Paris ve İstanbul’da atölyeleri bulunan sanatçı Fatma Tülin bir söyleşisinde kendisine yöneltilen “Çalışmalarınızda bakan ve bakılan arasındaki gizemli ve karmaşık ilişkiye odaklanıyorsunuz. Kavramsal olarak bakmak/izlenmek sizin için ne ifade ediyor?'' sorusuna verdiği cevapta şunları söyler:

“Nöro-psikolojiye göre çocuk altı haftalık olduğunda bakış oluşuyormuş, seçilen bir odağa, etrafa kapalı bir biçimde bakmaya ancak o zaman başlanırmış. Roland Barthes, insan ruhunun bu altı haftada oluşabileceği gerçeğine değiniyor. Gözün ve bakışın ruhun penceresi olduğu deyişini anımsatıyor bu durum. Bence ruh ve düşünce bakışta kristalize oluyor. Bir insanla ilgili ilk izlenimlerimiz bakıştan geçiyor. İlişkilerin yönünü bakış belirliyor. İzlenmek her durumda çok tedirgin edici bir konum, benim için tutsaklıkla eşdeğer. Bakışların gücü var, olumlu ve olumsuz anlamda... Bakana kıyasla, bakılanın pozisyonu daha edilgen ve belirsiz. Bakış doğruyu barındırır mı, bakıştan gerçeğe ulaşabilir miyiz?’’
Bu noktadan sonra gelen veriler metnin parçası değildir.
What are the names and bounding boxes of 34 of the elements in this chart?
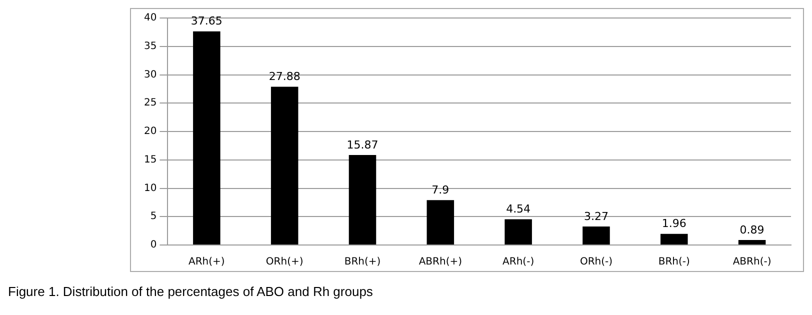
y-tick-label: 30 bbox=[144, 69, 157, 80]
data-label: 27.88 bbox=[268, 70, 300, 84]
y-tick-label: 0 bbox=[150, 240, 157, 251]
bar bbox=[193, 31, 220, 244]
data-label: 15.87 bbox=[346, 138, 378, 152]
y-tick-label: 15 bbox=[144, 154, 157, 166]
y-tick-label: 40 bbox=[144, 12, 157, 24]
x-tick-label: ABRh(-) bbox=[732, 256, 772, 268]
x-tick-label: BRh(-) bbox=[658, 256, 690, 268]
y-tick-label: 20 bbox=[144, 126, 157, 138]
bar bbox=[582, 226, 610, 244]
caption: Figure 1. Distribution of the percentages of ABO and Rh groups bbox=[8, 284, 374, 299]
x-tick-label: BRh(+) bbox=[344, 256, 381, 268]
bar bbox=[738, 240, 766, 244]
y-tick-label: 25 bbox=[144, 98, 157, 109]
bar bbox=[348, 154, 376, 244]
y-tick-label: 10 bbox=[144, 182, 157, 194]
x-tick-label: ARh(+) bbox=[188, 256, 225, 268]
data-label: 4.54 bbox=[506, 202, 531, 216]
y-tick-label: 5 bbox=[150, 211, 157, 222]
bar bbox=[426, 200, 454, 244]
data-label: 1.96 bbox=[662, 217, 686, 230]
bar bbox=[660, 234, 688, 244]
data-label: 7.9 bbox=[432, 184, 450, 197]
bar bbox=[270, 86, 298, 244]
x-tick-label: ARh(-) bbox=[502, 256, 534, 268]
data-label: 37.65 bbox=[190, 14, 222, 28]
x-tick-label: ABRh(+) bbox=[418, 256, 462, 268]
y-tick-label: 35 bbox=[144, 40, 157, 52]
x-tick-label: ORh(-) bbox=[580, 256, 613, 268]
bar bbox=[504, 219, 532, 244]
x-tick-label: ORh(+) bbox=[266, 256, 304, 268]
data-label: 3.27 bbox=[584, 210, 608, 223]
data-label: 0.89 bbox=[740, 223, 764, 236]
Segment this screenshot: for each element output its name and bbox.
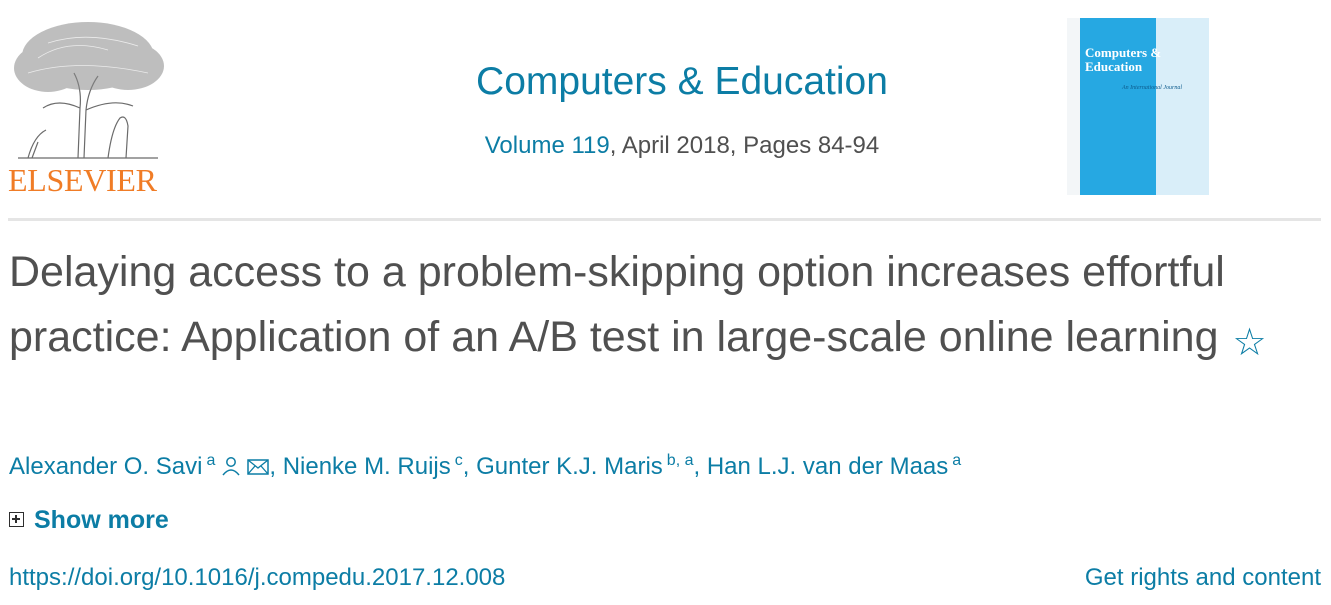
author-separator: , <box>462 453 477 480</box>
author-name[interactable]: Nienke M. Ruijs <box>282 453 451 480</box>
journal-issue-details: Volume 119, April 2018, Pages 84-94 <box>380 132 984 160</box>
author-separator: , <box>269 453 283 480</box>
article-header: ELSEVIER Computers & Education Volume 11… <box>0 0 1331 222</box>
author-affiliation[interactable]: a <box>952 452 962 469</box>
show-more-button[interactable]: Show more <box>9 506 169 535</box>
article-title: Delaying access to a problem-skipping op… <box>9 240 1324 376</box>
author-name[interactable]: Han L.J. van der Maas <box>706 453 949 480</box>
author-name[interactable]: Gunter K.J. Maris <box>476 453 663 480</box>
journal-cover-image[interactable]: Computers & Education An International J… <box>1067 18 1209 195</box>
journal-info: Computers & Education Volume 119, April … <box>380 58 984 160</box>
show-more-label: Show more <box>34 506 169 534</box>
journal-title-link[interactable]: Computers & Education <box>476 60 888 103</box>
author-affiliation[interactable]: c <box>454 452 463 469</box>
author-affiliation[interactable]: a <box>206 452 216 469</box>
cover-title: Computers & Education <box>1085 45 1162 74</box>
author-list: Alexander O. Savi a, Nienke M. Ruijs c, Gu… <box>9 452 961 483</box>
header-divider <box>8 218 1321 221</box>
envelope-icon[interactable] <box>247 455 270 483</box>
person-icon[interactable] <box>221 455 241 483</box>
cover-light-panel <box>1156 18 1209 195</box>
cover-left-strip <box>1067 18 1080 195</box>
article-title-text: Delaying access to a problem-skipping op… <box>9 248 1225 361</box>
journal-title[interactable]: Computers & Education <box>380 58 984 106</box>
tree-logo-icon <box>14 22 164 159</box>
author-name[interactable]: Alexander O. Savi <box>9 453 203 480</box>
publisher-logo-text: ELSEVIER <box>8 162 157 198</box>
author-separator: , <box>693 453 707 480</box>
volume-link[interactable]: Volume 119 <box>484 132 610 159</box>
issue-details-text: , April 2018, Pages 84-94 <box>609 132 880 159</box>
cover-subtitle: An International Journal <box>1122 85 1182 91</box>
doi-link[interactable]: https://doi.org/10.1016/j.compedu.2017.1… <box>9 564 506 591</box>
cover-blue-panel <box>1080 18 1156 195</box>
rights-link[interactable]: Get rights and content <box>1084 564 1321 591</box>
author-affiliation[interactable]: b, a <box>666 452 694 469</box>
plus-box-icon <box>9 512 24 527</box>
star-icon[interactable]: ☆ <box>1232 322 1267 364</box>
elsevier-logo[interactable]: ELSEVIER <box>8 18 170 198</box>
İç dünyandaki güzelliklerin dışa güzel bakışlarla ve sözlerle yansıması ilişkilerimizin de güzelliğini pekiştireceği kanısındayım.

 *Doğru cevap: 15 pas

Peki, ortada gezinen gorili gördünüz mü? Deneye katılan 192 katılımcının yarısı kostümlü figüranı göremedi, yani göremediyseniz, yalnız değilsiniz.

26 Ağustos 2021

Heybeliada

Kaynak:

People with creative personalities really do see the world differently (theconversation.com)

“Göz ve Bakış Ruhun Penceresini Oluşturur” - Deniz Şenliler | Artful Living

Yorumlar
Kalan Karakter 800
Melih HUNDUR
Teşekkür ederim. İlgiyle okudum değerli ağabeyim. "Bakış" oluşumunda eğitim, okuma alışkaanlığı, sosyal çevre vb çevresel etkenlerin de belirleyici olduğunu düşünüyorum Ben 13 pas saymakla birikte gorili net olarak gördüm. O sırada 2 pası kaçırmış olmalıyım :)
Esra Koc
Bakmak ile görmenin her zaman farklı olduğu hepimiz için bir gerçek. Kimimiz güzelliği fark eder kimimiz gerçeği..Ben 15 pas saydım ve Gorilide hemen gördüm ona beyazın pas atacağını düşündüm ki algı olsun ama atılmadı.Gercek olanı görmüşüm ne mutlu bana 😊 Sevgiler
Mustafa Kemal Baş
Fethi abi ben 13 saydim.ortada dolasan gorilide ikinci defa seyrettikten sonra farkettim.cok ilginc.
Cuneyt Çevik
Sevgili dostum,eline sağlık,değişik bir noktaya,değinen yazın güzel olmuş.Test de de.14 pas saymışım😔 Güzel yazıların devamını bekliyoruz.